Sim, as plataformas digitais têm vantagens pela rapidez com
que pesquisamos informação ou comunicamos pessoal e profissionalmente, mas
roubam tempo à intimidade com o livro, à fruição do cheiro e do toque no papel,
que, para mim, ainda continua a ser muito importante. Cheirar um livro novo é
maravilhoso, quase consigo senti-lo, enquanto lhe estou a responder, tão
impregnada tenho esta sensação.
“Contemplo a beleza
Das folhas da Natureza
Ímpar Singeleza”
…
“Nesta solidão
Entre fragas e planuras
As minhas agruras”.
Excertos do seu livro Palavras
Tecidas pela Vida.
Que paralelismo traça entre a natureza presente nas suas
obras, a simplicidade, e a poesia de origem japonesa expressa nestes haikais?
Gosto de ler Paulo Leminski, escritor brasileiro que cultivou bastante este género poético, e comecei a escrever uns haikais por brincadeira. Quando me apercebi, tinha escrito vários, indo ao encontro da etimologia da palavra haikai, vocábulo composto por duas palavras da língua japonesa: hai (gracejo) e kai (realização).
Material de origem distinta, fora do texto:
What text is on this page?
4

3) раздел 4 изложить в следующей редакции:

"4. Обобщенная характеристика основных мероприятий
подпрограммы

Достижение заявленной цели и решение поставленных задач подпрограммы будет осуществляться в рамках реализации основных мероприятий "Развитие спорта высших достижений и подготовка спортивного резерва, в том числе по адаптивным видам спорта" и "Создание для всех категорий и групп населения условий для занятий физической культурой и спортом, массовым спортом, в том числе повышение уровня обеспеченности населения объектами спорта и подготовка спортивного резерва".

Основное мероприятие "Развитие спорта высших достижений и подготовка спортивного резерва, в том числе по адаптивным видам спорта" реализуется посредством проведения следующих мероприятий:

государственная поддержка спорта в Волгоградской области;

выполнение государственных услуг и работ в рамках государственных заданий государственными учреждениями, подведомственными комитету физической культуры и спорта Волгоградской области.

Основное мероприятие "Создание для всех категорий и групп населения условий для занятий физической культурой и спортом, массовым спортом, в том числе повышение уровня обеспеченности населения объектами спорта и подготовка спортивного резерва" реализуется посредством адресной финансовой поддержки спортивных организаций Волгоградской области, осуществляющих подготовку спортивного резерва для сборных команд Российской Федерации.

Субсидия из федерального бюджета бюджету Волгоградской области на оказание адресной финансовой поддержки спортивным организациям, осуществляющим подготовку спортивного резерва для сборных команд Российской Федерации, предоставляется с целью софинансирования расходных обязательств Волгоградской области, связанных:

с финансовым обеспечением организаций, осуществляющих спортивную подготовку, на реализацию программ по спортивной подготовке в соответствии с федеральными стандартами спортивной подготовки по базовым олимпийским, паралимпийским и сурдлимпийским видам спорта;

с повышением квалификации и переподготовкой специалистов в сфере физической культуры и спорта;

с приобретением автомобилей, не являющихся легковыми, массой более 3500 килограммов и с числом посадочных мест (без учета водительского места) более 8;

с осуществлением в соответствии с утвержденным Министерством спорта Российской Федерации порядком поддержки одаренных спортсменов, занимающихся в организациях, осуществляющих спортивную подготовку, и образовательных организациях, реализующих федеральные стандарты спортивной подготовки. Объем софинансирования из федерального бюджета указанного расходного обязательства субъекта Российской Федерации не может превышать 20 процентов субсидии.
Seguindo o modelo dessa forma poética tradicional do Japão, tento transmitir, metaforicamente e com simplicidade, pequenas mensagens, recorrendo, em geral, a elementos da Natureza que me inspiram.
Reportando-nos ao seu poema “Natal Alentejano”, integrante do
livro Seara Poética, a alma
alentejana encontra-se muito bem expressa nos versos que o compõem.
“É Alentejo com certeza
É a alma portuguesa
As vozes que o cante entoam
E as violas e concertinas que soam
Neste chão tão sagrado
De tradição e história povoado
Pelo Menino Deus abençoado”
Têm sido, a nossa alma, a nossa cultura e aquilo que somos
tratados condignamente?
Creio que a nossa alma e a nossa cultura são tratadas
condignamente e muito amadas, havendo cada vez mais pessoas a prezar o nosso
“vagar”, nesta correria e ambição humana desmedidas que põem o mundo em
convulsão. O cante alentejano foi elevado pela UNESCO a património imaterial da
humanidade, a nossa Paz, a nossa paisagem, a nossa gastronomia e o nosso
artesanato são muito apreciados por quem nos visita. No entanto, temos um
riquíssimo património histórico-cultural que pode ser mais valorizado e
disponibilizado aos residentes e aos visitantes, nomeadamente espaços
religiosos que não são apenas lugares de culto, mas riquíssimos repositórios
culturais. É neste aspeto que creio que seria importante uma boa coordenação
dos espaços museológicos e religiosos que se poderiam constituir como grandes
atrativos para o turismo.
“Alentejo … Porque o horizonte é infinito”. Este é o tema da
nossa revista.
Na sua opinião, é preciso alargar esse horizonte para que se
torne infinito?
Excelente tema, pois é tão amplo o horizonte do Alentejo, que
nele cabem os grandes sonhos de qualquer pequeno homem ou de qualquer pequena
mulher. Temos inúmeras potencialidades que permitem conjugar o moderno e o
tradicional. Haja vontade política para tornar este paraíso ainda mais apetecível
e com ofertas que permitam uma condigna qualidade de vida a quem o habita, a
quem o visite ou a quem queira aqui fixar a sua residência.